House Must Restart Speaker Election Process After Scalise Bows Out — Leaving Federal Budget and Israel Aid Frozen in Place
Amid mounting frustration in the House GOP caucus, some are pushing for the temporary speaker, Congressman Patrick McHenry, to take a more active role.
With Congressman Steve Scalise bowing out of the Speaker’s race following a conservative revolt, the House will remain paralyzed for the foreseeable future as the budget deadline looms and Israel faces an existential threat. The leading candidate for Speaker, Congressman Jim Jordan, already has two dissenters within the conference who say they will never vote for him.
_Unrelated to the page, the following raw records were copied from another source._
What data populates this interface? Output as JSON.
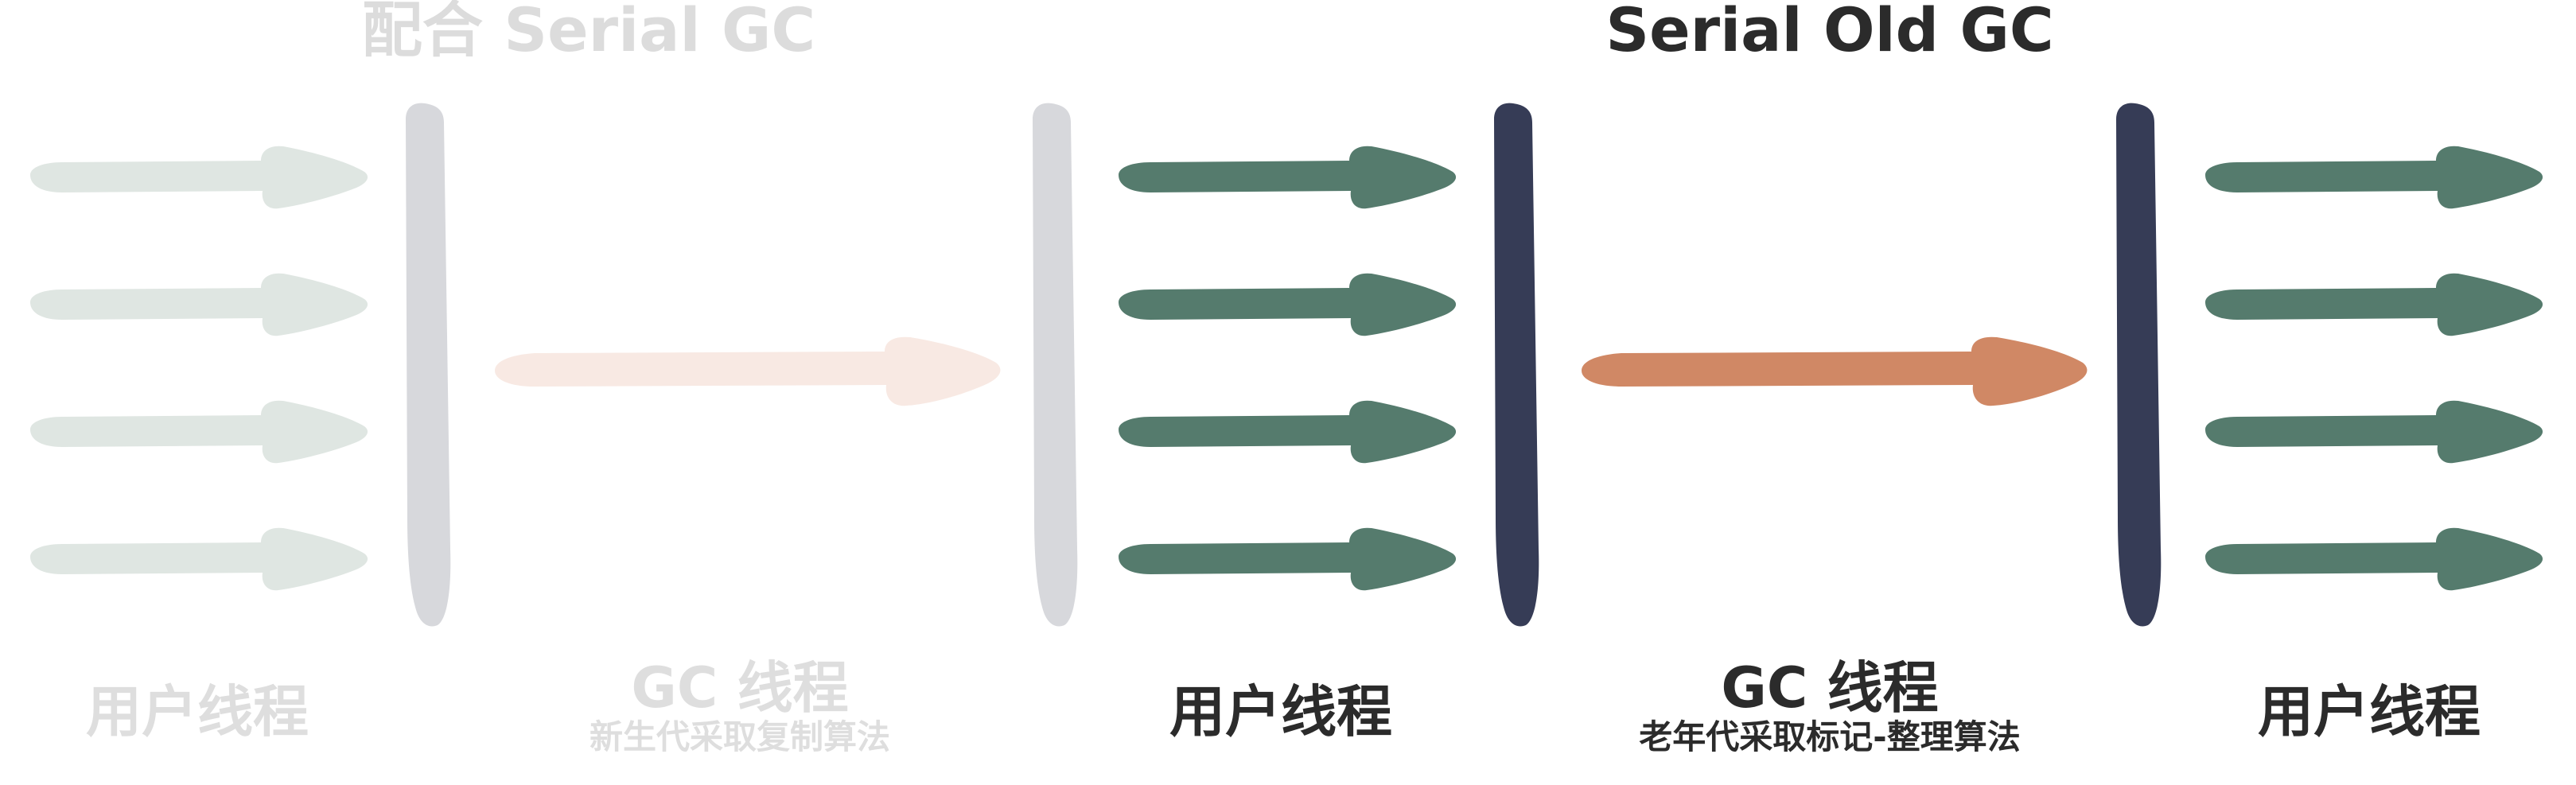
{
  "titles": {
    "left": "配合 Serial GC",
    "right": "Serial Old GC"
  },
  "labels": {
    "user_thread": "用户线程",
    "gc_thread": "GC 线程",
    "young_gen_algo": "新生代采取复制算法",
    "old_gen_algo": "老年代采取标记-整理算法"
  },
  "colors": {
    "faded_arrow": "#dfe6e2",
    "faded_bar": "#d7d8dc",
    "faded_gc_arrow": "#f8e9e3",
    "user_arrow": "#557b6d",
    "safepoint_bar": "#363c56",
    "gc_arrow": "#d08865",
    "faded_text": "#dcdcdc",
    "main_text": "#2b2b2b"
  }
}
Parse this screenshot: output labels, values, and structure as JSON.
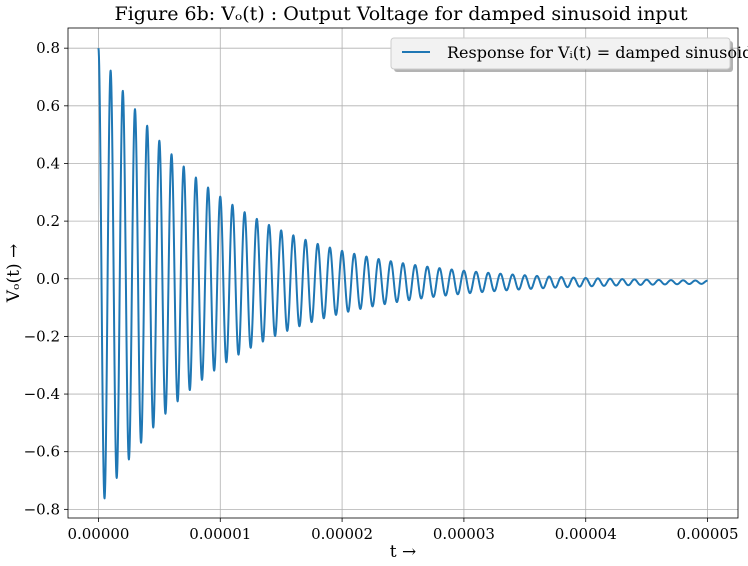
{
  "chart_data": {
    "type": "line",
    "title": "Figure 6b: Vₒ(t) : Output Voltage for damped sinusoid input",
    "xlabel": "t →",
    "ylabel": "Vₒ(t) →",
    "xlim": [
      -2.5e-06,
      5.25e-05
    ],
    "ylim": [
      -0.83,
      0.87
    ],
    "grid": true,
    "legend_position": "top-right",
    "xticks": [
      0,
      1e-05,
      2e-05,
      3e-05,
      4e-05,
      5e-05
    ],
    "xtick_labels": [
      "0.00000",
      "0.00001",
      "0.00002",
      "0.00003",
      "0.00004",
      "0.00005"
    ],
    "yticks": [
      -0.8,
      -0.6,
      -0.4,
      -0.2,
      0.0,
      0.2,
      0.4,
      0.6,
      0.8
    ],
    "ytick_labels": [
      "−0.8",
      "−0.6",
      "−0.4",
      "−0.2",
      "0.0",
      "0.2",
      "0.4",
      "0.6",
      "0.8"
    ],
    "series": [
      {
        "name": "Response for Vᵢ(t) = damped sinusoid",
        "color": "#1f77b4",
        "amplitude": 0.8,
        "decay_rate": 100000,
        "frequency": 1000000,
        "offset_amplitude": 0.012,
        "offset_decay_rate": 150000,
        "x_start": 0,
        "x_end": 5e-05,
        "x_step": 2e-08
      }
    ]
  }
}
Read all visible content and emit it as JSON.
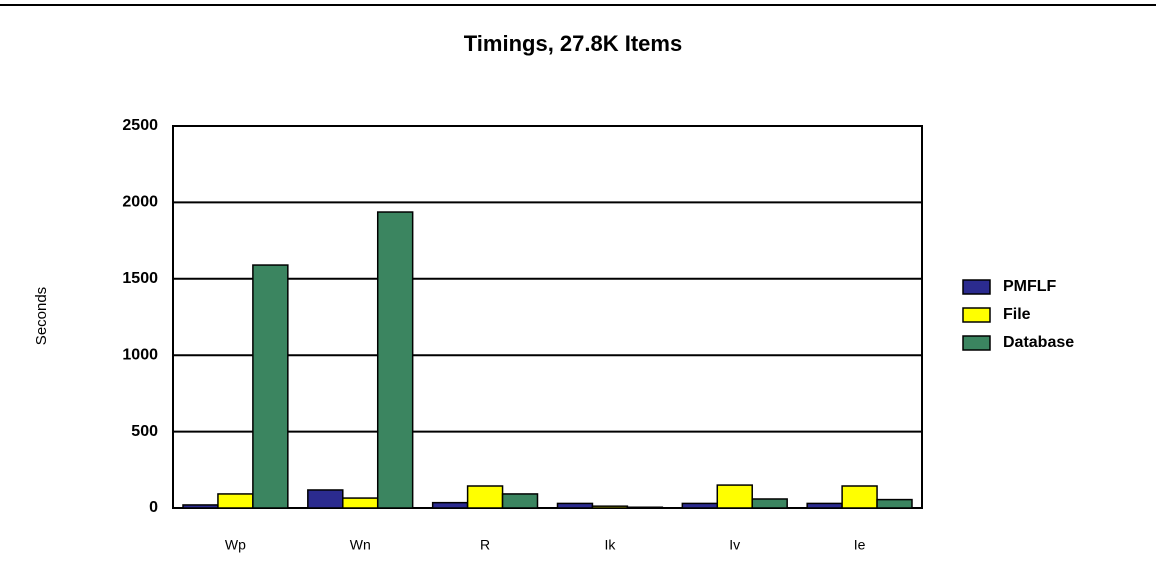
{
  "chart_data": {
    "type": "bar",
    "title": "Timings, 27.8K Items",
    "y_label": "Seconds",
    "categories": [
      "Wp",
      "Wn",
      "R",
      "Ik",
      "Iv",
      "Ie"
    ],
    "series": [
      {
        "name": "PMFLF",
        "color": "#2b2b8f",
        "values": [
          20,
          118,
          35,
          30,
          30,
          30
        ]
      },
      {
        "name": "File",
        "color": "#ffff00",
        "values": [
          92,
          65,
          144,
          12,
          150,
          144
        ]
      },
      {
        "name": "Database",
        "color": "#3b8560",
        "values": [
          1590,
          1937,
          92,
          5,
          59,
          55
        ]
      }
    ],
    "ylim": [
      0,
      2500
    ],
    "yticks": [
      0,
      500,
      1000,
      1500,
      2000,
      2500
    ],
    "grid": true,
    "legend": "right"
  }
}
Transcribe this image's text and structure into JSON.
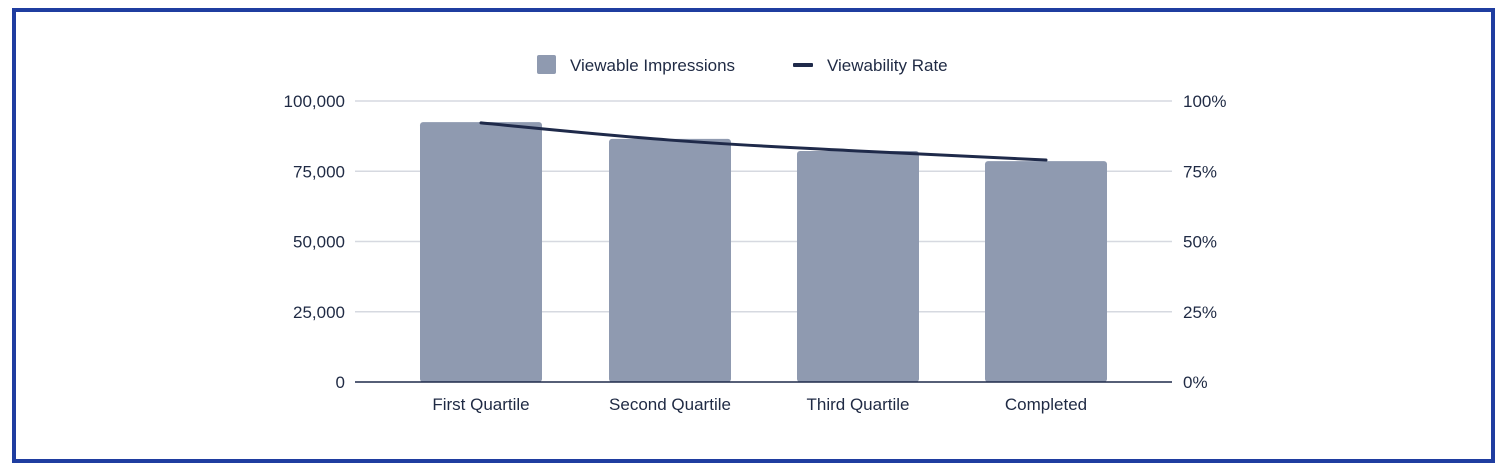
{
  "chart_data": {
    "type": "bar",
    "title": "",
    "categories": [
      "First Quartile",
      "Second Quartile",
      "Third Quartile",
      "Completed"
    ],
    "series": [
      {
        "name": "Viewable Impressions",
        "type": "bar",
        "axis": "left",
        "values": [
          92500,
          86500,
          82200,
          78600
        ],
        "color": "#8f9ab0"
      },
      {
        "name": "Viewability Rate",
        "type": "line",
        "axis": "right",
        "values": [
          92.2,
          86.1,
          82.2,
          79.0
        ],
        "unit": "%",
        "color": "#1f2a4a"
      }
    ],
    "xlabel": "",
    "ylabel": "",
    "ylim": [
      0,
      100000
    ],
    "y2lim": [
      0,
      100
    ],
    "yticks": [
      "0",
      "25,000",
      "50,000",
      "75,000",
      "100,000"
    ],
    "y2ticks": [
      "0%",
      "25%",
      "50%",
      "75%",
      "100%"
    ],
    "grid": true,
    "legend_position": "top"
  },
  "legend": {
    "bar_label": "Viewable Impressions",
    "line_label": "Viewability Rate"
  },
  "colors": {
    "border": "#1f3da0",
    "bar": "#8f9ab0",
    "line": "#1f2a4a",
    "grid": "#d6d9e0",
    "axis": "#1f2a4a"
  }
}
Late on Thursday, Mr. Scalise assembled many of his Republican colleagues in the basement of the Capitol Building to tell them he would abandon his candidacy and instead remain in the House majority leader position.
“I just shared with my colleagues that I am withdrawing my name as a candidate,” Mr. Scalise told reporters. “If you look at where our conference is, there is still work to be done. Our conference still has to come together and is not there. There are still some people who have their own agendas.”
With no Speaker, the House is unable to move any of its key legislative priorities, including the federal budget, which is due on November 17. According to the former Speaker, Congressman Kevin McCarthy, aid to Israel is another issue item that cannot move through the House before a full-time Speaker is elected.
Amid mounting frustration in the House GOP caucus, some are pushing for the temporary speaker, Congressman Patrick McHenry, to interpret his role more broadly, enabling the House to act on vital legislation.
“There is some thought that in the interest of national security — because we’re in a dangerous time and we have to get a national security aid package to Israel — that we could somehow empower McHenry to have more authorities,” the chairman of the House Foreign Relations Committee, Representative Michael McCaul told the AP.
Mr. McHenry, however, appears only interested in pushing the fractious House majority toward choosing a new speaker. He “joked with lawmakers that he would lock them in a room and withhold food and water until they united behind a leader,” the AP reported Representative Marc Molinaro saying.
Congresswoman Nicole Malliotakis emerged from the GOP meeting following Mr. Scalise’s announcement Thursday expressing frustration with her “petty” colleagues’ inability to unify around a Speaker candidate in order to get these bills over the finish line.
“I think these people really need to go back and try to understand what teamwork is,” Ms. Malliotakis tells the Sun. “This is much bigger than one person or any single person’s petty feelings. This is about getting someone to lead our conference so we can get back to work and do the people’s business.”
Aid to Israel remains the most pressing issue for Congress, according to Mr. McCaul, and Congressman Chuck Fleischmann. “We’ve got to get a Speaker, we have to get our appropriations bills going, we have to get the House functioning back in a world that has — in a very short time — changed,” Mr. Fleischmann, a veteran Republican appropriator, tells the Sun.
“The specific situation in the Middle East right now” makes the Speakership election incredibly pressing, he added. He says he and his colleagues have been so stymied by the Speaker’s race that they have been unable to discuss any aid package to Israel. He estimates that, based on classified intelligence he has seen, an aid package must be passed within the next two weeks in order to resupply the Jewish State.
The main sticking point for House Republicans now is consideration of a rules package that Congressman Chip Roy introduced in a closed-door conference meeting on Wednesday and was rejected by the conference. Mr. Roy told reporters that the rules package is meant to “democratize” the House by allowing more input from rank-and-file members, going through “regular order” by passing the 12 appropriations bills as required by the Budget Control Act, and making leadership decision-making processes more transparent.
Congressman Kelly Armstrong tells the Sun that the Republicans’ Friday meeting will likely be spent debating, amending, and passing a rules package that they can later bring to the floor. “I think the smartest way anyone gets to 217 is that we deal with this in-house,” Mr. Armstrong said, adding that the GOP would meet — likely for many hours, or even days — beginning Friday morning to debate new House rules. “We have a math problem” when it comes to electing a Speaker, he said.
Mr. Armstrong added that the Speakership may have to be decided by “trial by combat” should Mr. Jordan fail to win the Speaker’s gavel in the coming days.
Any possibility of a Jordan Speakership may be dashed before his campaign even begins. As of Thursday night, two members of the GOP conference say they will not support Mr. Jordan. Congresswoman Ann Wagner tells the Sun that Mr. Jordan is a “nonstarter” and Congressman Austin Scott tells Punchbowl News that he will not vote for the Ohio congressman. If he is the GOP nominee, he can only afford to lose four members.
When asked by the Sun if the House could end up in the same situation a week from now — leaderless and unable to do its duties — Congressman Mike Garcia said, “Yeah. I don’t know if it’s a week, I don’t know if it’s four days.”